# Roof Master Boots



## Jagger21 (Sep 3, 2014)

Has anybody heard of them?


----------



## Grumpy (Oct 29, 2008)

First post to ask about a product? Spammy senses are tingling.

Seem like a gimick, knock off of tigerpaws.


----------



## Jagger21 (Sep 3, 2014)

Tiger paws? Cougar paws. But have you tried them yet?


----------



## Grumpy (Oct 29, 2008)

I saw them, I laughed at them, and I went on to more pressing matters.


----------



## Jagger21 (Sep 3, 2014)

And what was so funny about them? The way they look? They are easy to put on and take off. Plus, they are not uncomfortable for the first year you have them.


----------



## dDubya (Dec 21, 2012)

The first year? They say on the package not to wear them daily for more than about five months. 

I had a pair, they worked great. Unfortunately I wore the pad too low and messed up the shoe side of the velcro. Bye bye $110, I could have used your more wisely.


----------



## Jagger21 (Sep 3, 2014)

$110??? Where did you buy them from? Because we have never sold them for that amount. Did you not get any replaceable pads with your shoes?


----------



## dDubya (Dec 21, 2012)

I'm sorry, I was referring to cougar paws. What do you mean "we"

I did replace the pad once, but then wore the next one a little too long. They might have been $125.


----------



## Grumpy (Oct 29, 2008)

Jagger21 said:


> And what was so funny about them? The way they look? They are easy to put on and take off. Plus, they are not uncomfortable for the first year you have them.

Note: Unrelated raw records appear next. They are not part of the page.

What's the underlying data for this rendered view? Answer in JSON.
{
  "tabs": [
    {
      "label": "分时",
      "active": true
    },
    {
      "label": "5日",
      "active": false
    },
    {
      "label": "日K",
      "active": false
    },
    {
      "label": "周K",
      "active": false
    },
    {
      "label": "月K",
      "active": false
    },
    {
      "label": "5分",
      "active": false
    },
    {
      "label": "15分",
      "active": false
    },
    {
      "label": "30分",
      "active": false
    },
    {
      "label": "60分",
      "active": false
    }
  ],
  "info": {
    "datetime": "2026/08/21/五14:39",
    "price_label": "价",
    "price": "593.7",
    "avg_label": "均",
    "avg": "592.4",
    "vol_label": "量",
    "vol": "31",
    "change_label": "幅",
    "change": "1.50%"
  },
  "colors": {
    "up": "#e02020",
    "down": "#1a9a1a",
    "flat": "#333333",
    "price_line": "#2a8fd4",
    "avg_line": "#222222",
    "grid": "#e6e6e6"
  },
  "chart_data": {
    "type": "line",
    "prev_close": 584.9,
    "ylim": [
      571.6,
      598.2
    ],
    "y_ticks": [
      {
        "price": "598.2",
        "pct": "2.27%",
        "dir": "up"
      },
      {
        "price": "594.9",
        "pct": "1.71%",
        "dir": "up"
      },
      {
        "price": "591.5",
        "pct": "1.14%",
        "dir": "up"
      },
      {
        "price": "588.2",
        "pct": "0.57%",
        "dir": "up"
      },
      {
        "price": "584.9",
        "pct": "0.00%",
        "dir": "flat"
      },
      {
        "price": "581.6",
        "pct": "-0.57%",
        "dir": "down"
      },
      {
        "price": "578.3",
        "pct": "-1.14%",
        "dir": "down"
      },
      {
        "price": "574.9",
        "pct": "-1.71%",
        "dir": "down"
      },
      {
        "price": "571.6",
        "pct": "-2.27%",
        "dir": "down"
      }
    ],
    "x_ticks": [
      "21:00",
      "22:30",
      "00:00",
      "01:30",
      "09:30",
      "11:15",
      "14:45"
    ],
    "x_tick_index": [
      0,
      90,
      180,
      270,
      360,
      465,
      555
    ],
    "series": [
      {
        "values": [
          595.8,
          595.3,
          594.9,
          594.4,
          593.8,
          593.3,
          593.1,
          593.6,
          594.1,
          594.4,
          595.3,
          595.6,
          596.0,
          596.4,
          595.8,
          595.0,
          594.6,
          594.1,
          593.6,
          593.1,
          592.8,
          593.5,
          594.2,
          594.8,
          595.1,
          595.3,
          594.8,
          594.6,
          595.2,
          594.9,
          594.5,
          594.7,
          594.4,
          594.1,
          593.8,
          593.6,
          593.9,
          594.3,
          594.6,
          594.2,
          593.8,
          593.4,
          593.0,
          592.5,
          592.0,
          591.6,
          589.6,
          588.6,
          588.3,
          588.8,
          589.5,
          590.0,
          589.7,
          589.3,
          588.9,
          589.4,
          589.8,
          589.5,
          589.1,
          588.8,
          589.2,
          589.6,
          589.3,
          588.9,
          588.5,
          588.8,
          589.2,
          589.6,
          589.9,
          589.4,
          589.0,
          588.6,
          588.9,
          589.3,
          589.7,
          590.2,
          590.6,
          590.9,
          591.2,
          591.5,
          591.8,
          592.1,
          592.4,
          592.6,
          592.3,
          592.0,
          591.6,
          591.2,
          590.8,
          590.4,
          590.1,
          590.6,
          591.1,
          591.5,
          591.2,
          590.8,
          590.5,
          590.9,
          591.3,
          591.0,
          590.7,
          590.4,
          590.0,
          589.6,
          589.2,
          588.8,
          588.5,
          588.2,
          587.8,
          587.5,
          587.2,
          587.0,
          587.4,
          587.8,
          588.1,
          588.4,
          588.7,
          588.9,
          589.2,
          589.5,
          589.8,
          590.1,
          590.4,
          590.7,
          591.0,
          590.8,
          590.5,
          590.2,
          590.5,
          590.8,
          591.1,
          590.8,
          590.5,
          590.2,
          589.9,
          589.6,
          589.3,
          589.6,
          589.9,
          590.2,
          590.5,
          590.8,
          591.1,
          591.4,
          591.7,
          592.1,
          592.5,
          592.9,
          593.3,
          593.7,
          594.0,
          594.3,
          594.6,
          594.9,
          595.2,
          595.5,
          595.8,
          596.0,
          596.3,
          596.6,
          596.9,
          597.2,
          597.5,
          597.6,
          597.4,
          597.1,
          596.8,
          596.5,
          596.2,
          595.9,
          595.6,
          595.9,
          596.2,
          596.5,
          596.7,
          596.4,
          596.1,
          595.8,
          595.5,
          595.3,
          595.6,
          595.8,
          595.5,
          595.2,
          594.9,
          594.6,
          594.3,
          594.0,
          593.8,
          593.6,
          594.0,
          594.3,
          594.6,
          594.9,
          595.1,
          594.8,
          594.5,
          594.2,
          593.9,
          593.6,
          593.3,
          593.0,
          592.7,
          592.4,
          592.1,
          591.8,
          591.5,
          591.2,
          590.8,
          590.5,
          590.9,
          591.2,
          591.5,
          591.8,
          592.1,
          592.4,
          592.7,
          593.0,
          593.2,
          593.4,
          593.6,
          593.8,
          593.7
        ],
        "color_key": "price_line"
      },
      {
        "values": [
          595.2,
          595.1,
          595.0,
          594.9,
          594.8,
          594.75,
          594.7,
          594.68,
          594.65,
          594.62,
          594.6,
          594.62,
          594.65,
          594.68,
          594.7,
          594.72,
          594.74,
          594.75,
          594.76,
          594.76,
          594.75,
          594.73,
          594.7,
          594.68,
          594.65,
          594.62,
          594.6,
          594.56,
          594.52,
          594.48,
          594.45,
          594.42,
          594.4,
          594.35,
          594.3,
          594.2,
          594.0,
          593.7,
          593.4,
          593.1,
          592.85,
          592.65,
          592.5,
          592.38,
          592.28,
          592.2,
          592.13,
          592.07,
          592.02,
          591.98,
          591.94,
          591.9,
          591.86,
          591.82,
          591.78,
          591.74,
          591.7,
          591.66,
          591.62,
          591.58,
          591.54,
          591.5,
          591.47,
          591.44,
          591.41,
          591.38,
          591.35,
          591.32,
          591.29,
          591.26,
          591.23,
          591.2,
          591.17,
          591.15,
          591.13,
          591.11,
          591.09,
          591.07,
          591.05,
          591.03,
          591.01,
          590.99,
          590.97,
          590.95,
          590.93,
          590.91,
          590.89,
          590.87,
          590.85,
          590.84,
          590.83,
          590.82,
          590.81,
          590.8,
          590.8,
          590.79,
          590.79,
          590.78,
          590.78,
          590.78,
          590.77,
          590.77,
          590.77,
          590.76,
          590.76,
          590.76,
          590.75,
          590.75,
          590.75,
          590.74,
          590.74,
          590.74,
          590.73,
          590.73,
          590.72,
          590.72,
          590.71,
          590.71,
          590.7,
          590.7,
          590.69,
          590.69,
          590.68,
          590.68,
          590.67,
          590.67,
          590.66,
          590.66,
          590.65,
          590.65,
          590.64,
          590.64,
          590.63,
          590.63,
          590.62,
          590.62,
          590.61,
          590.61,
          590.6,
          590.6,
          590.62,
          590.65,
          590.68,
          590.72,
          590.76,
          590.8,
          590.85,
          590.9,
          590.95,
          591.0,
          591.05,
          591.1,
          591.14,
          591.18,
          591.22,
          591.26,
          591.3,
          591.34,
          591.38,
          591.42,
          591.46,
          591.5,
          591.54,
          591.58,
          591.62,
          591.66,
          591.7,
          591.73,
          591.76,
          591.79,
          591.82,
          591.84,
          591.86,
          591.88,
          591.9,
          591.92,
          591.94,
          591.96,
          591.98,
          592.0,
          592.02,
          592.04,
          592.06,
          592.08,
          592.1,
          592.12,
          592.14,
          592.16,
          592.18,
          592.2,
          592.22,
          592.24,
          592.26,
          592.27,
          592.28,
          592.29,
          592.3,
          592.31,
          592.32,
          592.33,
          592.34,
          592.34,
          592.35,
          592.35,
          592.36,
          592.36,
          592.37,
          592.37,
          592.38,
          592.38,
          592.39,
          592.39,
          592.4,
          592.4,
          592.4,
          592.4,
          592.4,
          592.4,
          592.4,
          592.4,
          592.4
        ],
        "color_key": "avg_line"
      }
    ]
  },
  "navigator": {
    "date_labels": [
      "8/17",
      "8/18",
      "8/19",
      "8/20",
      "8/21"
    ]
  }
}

There is this thing called a gimick, yeah you know, where something looks like it's a benefit but really offers no benefit at all. Well I am not saying these soft bottom boots offer No benefit, but they are laughable to think the roof will be easier to walk with them on, or that the job site will some how be safer with them on.


----------



## amproof (Nov 28, 2014)

Cougar Paws replacement pads are less than $20 If you don't check on them often, you will ruin the underside of the shoe. I go through pads about every 2 months because of the way I walk on the roof.


----------